I have an extra bathroom in the basement which will serve when the first floor basement is full. We are putting a ghoul with a motion detector so any time some one opens the door it will scream at them. It should cause a scare or two hopefully


----------



## Howloween Lady (Oct 26, 2009)

*Simple scares*

One night I was driving my 14 yr old son, my 12 yr old daughter and 17 yr old niece home from 6flags. They got on the subject of graveyards, scary movies and whether ghosts were real or not. My niece told them to stop that she was getting freaked out, I pulled on to my street, turned off the headlights, slammed on the brakes and screamed as loud as I could.
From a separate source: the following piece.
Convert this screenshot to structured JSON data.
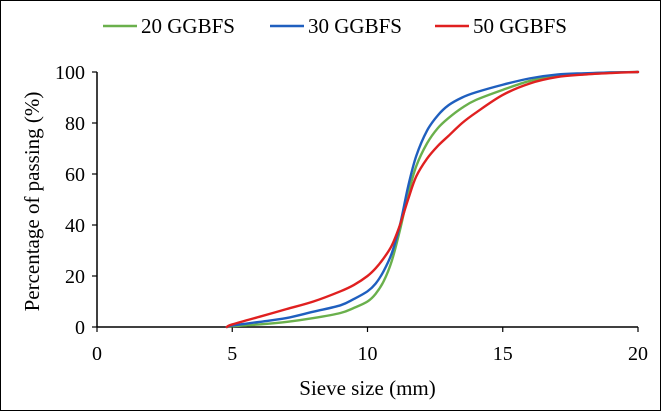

They were so freaked out that one of them peed themself. (I won't say which one). Sometimes, the opportunity is just right to scare the hell out of them. 

On the note to the Halloween Party scare (my son, now 16) is usually involved in one way or another to freak out our party guests. 

This year I made him a head on a platter. I put the costume voting ballads on the table that I made around him. When guests came in; I walked them over to the table to show them where to vote l8r after they saw all of the costumes. When they were most distracted... I would say, "Has anyone seen Frankie?" He then opened his eyes and screamed his head off. Man and woman alike were scared. 

Last year, I made him a scary scare crow. He stood in front of the house, spaced out between my other life size props. As guests walked in, most stopped at him to admire how real looking he was. When he jumped and screamed, EVERYONE WAS FREAKED OUT. Last years party was on Halloween. Trick or Treaters stopped coming at 6, word spread of the scares at our house. One of our guests tried to attack him. Ha Ha... Good times. 

Another simple idea to scare your guests my girlfriend did a few years ago. She had a prop clown sitting on the sofa all night. About two hours into the party another friend put on the clown costume and sat where the prop had been. Everyone gathered around for a game paying no attention to the clown. One of the kids said, I think the clown just moved- Dawn jumped up and screamed at the top of her lungs. About 30 people got to there feet and ran. It was awesome.


----------



## forcryingoutmeow (Sep 25, 2013)

We have begun the tradition of playing really happy music on the record player, but setting it to the slowest speed. Happy music has a foreboding sound. It really creeps people out when combined with a simple mortuary, laboratory. cemetery or other Halloween theme.


----------